Tra le centinaia di operatori presente anche il comandante della Compagnia Carabinieri di Guastalla maggiore Luigi Regni (la cui casa a Colorno è stata sfiorata dallla tracimazione della Parma)

VIADANA/BRESCELLO – Frigoriferi galleggianti nell’acqua che aveva invaso le golene. Altri piccoli elettrodomestici davanti alle abitazioni di Lentigione come se qualche abitante li avesse scagliati fuori dalla porta. Questo il disastro causato dalla violentissima corrente uscita dagli argini dell’Enza invadendo il piccolo paese reggiano con una furia mai vista. Per non parlare delle automobili lanciate verso pali della corrente o al sostegno di un semaforo.

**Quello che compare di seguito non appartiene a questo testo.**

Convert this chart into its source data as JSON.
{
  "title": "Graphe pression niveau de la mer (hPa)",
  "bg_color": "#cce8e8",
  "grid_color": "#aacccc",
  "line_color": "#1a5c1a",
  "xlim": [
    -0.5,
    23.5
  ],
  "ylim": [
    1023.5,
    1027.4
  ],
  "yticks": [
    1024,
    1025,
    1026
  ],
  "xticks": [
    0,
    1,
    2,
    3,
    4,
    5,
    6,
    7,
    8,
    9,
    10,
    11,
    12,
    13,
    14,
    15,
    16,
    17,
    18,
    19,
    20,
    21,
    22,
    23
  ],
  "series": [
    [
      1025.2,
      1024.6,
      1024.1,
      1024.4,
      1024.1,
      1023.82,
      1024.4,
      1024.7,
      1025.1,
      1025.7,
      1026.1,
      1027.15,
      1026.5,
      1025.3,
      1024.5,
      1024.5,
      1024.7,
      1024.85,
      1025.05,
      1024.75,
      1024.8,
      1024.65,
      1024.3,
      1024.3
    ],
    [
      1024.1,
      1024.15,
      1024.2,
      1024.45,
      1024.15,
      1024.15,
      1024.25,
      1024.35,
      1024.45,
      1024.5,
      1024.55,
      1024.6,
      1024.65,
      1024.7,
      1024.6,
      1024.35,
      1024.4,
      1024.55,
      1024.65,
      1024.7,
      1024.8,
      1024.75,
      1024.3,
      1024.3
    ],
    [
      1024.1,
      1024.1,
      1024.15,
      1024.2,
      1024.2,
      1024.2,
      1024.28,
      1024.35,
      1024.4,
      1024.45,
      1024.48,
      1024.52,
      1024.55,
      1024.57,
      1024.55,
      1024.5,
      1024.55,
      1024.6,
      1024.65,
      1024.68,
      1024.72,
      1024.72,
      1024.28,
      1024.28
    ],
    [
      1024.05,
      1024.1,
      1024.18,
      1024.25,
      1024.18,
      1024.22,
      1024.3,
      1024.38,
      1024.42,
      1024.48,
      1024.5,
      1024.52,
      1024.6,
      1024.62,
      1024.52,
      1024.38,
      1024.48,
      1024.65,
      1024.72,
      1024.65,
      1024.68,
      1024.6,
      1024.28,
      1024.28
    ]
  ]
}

Solo per un miracolo non si sono registrate vittime ma solo danni incalcolabili alle case e alle attività. Basti citare due nomi di una certa rilevanza, la Immergas che produce caldaie esportate in tutto il mondo e la concessionaria Autozatti con alcune vetture in esposizione sul piazzale allagate.

Impressionante la furia con cui l’acqua e il fango si sono riversate sulla strada dopo aver rotto gli argini. Una corrente fortissima ha divelto parte della recinzione in ferro della Immergas entrando nel nuovissimo Centro ricerche provocando danni ingentissimi. Ma il miracolo, se cosi si può definire è stato il salvataggio di tre persone che avevano trascorso la notte al gelo e al buio di una cascina poco prima di Coenzo.

Un salvataggio spettacolare operato da un elicottero dell’Aereonautica sospeso sopra il tetto di quella cascina per quasi un’ora. Tra il rumore assordante dei motori e delle pale che sollevavano spruzzi gelidi dall’acqua lanciandoli sulle facce della gente sotto ad osservare. Centinaia di automobilisti bloccati in coda ma senza nessun lamento ben consci di quanto fosse importante quell’operazione messa in atto da valorosi militari che appesi ad una fune salivano e scendevano sospesi a trenta metri per riuscire ad issare a bordo quelle persone bloccate dal freddo e dalla paura.

Ancora ieri sera tutta Lentigione era senza luce e la statale della Cisa che collega il viadanese con Parma era chiusa. Di conseguenza le alternative per andare o tornare da Parma erano quelle di proseguire in direzione di Sorbolo passando però da Poviglio e S.Sisto approfittando del ponte di Sorbolo Levante riaperto dopo l’emergenza dell’altro ieri. Oppure per i più pratici, raggiungere Brescello passando dal centro abitato e poi all’altezza delle’ex ospedale salire sull’argine denominato via Molino Caselle e poi proseguire fino a Coenzo raggiungendo in tal modo Parma passando davanti all’Ikea e allo stabilimento della Barilla fino ad arrivare in via Burla riprendendo a quel punto la via Mantova.

Tra le centinaia di operatori presente anche il comandante della Compagnia Carabinieri di Guastalla maggiore Luigi Regni (la cui casa a Colorno è stata sfiorata dallla tracimazione della Parma). L’ufficiale ha accolto il Vescovo di Reggio Mons Massimo Camisasca accompagnandolo poi al Centro Kaleidos di Poviglio dove sono sistemati gli sfollati. L’alto prelato ha rivolto parole di soddisfazione per come si stava muovendo l’accoglienza e anche per aver trovato la chiesa del piccolo paese miracolosamente senza danni gravi, nonostante l’acqua penetrata. Solo l’albero di Natale sul piazzale era stato piegato e prontamente raddrizzato dai Carabinieri.

Il maggiore Regni per la notte ha predisposto un servizio di vigilanza per evitare episodi di sciacallaggio nelle case vuote e al buio, facendo arrivare da Bologna appositamente un Battaglione di Carabinieri.